Zdaniem naukowiec Clare Elwell, „te innowacje mogą być szybkie z technicznego punktu widzenia, ale pozostajemy w tyle, jeśli chodzi o rozwiązywanie problemów neuroetycznych”. – Uzyskujemy dostęp do ścieżek neuronowych w sposób, w jaki wcześniej nie byliśmy w stanie tego zrobić, więc musimy dokładnie rozważyć kliniczny wpływ każdej interwencji i upewnić się, że zawsze działamy w najlepszym interesie pacjenta – zaznaczyła ekspertka.

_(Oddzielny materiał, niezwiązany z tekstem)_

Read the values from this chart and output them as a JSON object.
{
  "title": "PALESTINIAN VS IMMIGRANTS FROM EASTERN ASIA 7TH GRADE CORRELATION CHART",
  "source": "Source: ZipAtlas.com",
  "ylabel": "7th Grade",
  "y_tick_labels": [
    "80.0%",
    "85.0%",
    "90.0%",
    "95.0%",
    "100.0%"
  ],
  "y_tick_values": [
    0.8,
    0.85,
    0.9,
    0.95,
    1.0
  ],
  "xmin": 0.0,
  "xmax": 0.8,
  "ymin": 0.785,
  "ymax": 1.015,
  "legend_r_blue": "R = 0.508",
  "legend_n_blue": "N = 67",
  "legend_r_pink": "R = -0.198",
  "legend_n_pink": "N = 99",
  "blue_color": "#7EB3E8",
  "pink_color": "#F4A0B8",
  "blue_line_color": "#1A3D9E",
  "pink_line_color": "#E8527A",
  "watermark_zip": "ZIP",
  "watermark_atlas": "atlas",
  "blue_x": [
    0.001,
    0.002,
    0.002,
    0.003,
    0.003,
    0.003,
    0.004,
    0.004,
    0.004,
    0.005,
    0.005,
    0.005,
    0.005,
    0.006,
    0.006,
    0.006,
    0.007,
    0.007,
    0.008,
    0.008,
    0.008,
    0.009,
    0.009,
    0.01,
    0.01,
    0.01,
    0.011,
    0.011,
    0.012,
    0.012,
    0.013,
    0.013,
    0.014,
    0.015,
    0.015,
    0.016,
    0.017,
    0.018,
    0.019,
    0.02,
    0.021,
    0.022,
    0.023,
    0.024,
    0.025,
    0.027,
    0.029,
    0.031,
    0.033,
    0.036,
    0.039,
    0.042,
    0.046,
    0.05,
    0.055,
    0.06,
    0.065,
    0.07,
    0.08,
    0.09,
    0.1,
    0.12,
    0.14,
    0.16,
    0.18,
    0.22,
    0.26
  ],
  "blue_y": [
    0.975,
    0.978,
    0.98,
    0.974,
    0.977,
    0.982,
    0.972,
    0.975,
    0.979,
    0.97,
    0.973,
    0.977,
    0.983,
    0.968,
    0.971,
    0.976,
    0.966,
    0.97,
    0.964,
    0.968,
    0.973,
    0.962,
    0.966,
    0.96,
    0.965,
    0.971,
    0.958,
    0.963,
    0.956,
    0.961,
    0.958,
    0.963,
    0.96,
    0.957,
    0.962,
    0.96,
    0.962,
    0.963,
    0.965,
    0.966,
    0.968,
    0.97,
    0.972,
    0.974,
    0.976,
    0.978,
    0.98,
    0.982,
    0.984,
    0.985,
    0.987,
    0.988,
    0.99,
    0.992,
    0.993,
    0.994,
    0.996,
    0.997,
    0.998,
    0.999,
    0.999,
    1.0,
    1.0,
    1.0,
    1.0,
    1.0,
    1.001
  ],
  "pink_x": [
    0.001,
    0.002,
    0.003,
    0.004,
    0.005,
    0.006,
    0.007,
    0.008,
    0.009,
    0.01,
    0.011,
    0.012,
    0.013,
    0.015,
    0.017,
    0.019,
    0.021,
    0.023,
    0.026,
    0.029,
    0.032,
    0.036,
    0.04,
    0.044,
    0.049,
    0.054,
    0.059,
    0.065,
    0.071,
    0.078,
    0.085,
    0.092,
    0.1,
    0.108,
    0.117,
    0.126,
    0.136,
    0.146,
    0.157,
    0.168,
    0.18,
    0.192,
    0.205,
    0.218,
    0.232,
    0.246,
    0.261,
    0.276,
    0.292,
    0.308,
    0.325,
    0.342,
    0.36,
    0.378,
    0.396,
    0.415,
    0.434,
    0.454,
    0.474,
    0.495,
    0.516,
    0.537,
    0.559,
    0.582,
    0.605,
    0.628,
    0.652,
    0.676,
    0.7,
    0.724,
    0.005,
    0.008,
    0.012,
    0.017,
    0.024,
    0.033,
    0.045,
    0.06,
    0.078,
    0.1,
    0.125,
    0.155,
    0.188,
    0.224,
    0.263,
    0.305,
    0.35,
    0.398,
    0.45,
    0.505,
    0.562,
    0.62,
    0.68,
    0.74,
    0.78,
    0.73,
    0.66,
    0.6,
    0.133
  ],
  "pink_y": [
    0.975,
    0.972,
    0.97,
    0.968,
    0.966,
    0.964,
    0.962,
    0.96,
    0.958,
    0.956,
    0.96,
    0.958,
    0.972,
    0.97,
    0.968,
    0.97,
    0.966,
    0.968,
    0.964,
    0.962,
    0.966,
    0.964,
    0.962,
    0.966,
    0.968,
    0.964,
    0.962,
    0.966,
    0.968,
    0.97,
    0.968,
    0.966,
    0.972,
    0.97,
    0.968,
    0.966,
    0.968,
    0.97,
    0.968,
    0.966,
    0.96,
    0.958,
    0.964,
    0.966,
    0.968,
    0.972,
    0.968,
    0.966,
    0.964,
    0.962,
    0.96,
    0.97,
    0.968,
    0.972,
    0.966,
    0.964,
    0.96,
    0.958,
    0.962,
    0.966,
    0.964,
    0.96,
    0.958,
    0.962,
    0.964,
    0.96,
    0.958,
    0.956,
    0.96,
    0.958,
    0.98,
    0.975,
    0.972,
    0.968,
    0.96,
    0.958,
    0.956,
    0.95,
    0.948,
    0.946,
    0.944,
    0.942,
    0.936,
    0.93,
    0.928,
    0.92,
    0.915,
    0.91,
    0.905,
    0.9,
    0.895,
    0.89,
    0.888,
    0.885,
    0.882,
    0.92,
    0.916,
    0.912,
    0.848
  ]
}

Najnowsza próba przetestuje urządzenie opracowane przez amerykańską organizację non profit Forest Neurotech. W przeciwieństwie do implantów inwazyjnych, w których elektrody są umieszczane w określonym miejscu w mózgu, Forest 1 wykorzystuje ultradźwięki do odczytywania i modyfikowania aktywności. Aria opisuje urządzenie jako „najbardziej zaawansowane BCI na świecie” ze względu na jego zdolność do jednoczesnego modyfikowania aktywności w wielu regionach mózgu.
Rozszerza to potencjalne przyszłe zastosowania skierowane do szerokiej populacji pacjentów dotkniętych depresją, lękiem, padaczką, a które są stanami „na poziomie obwodu”, a nie są zlokalizowane w określonym regionie mózgu.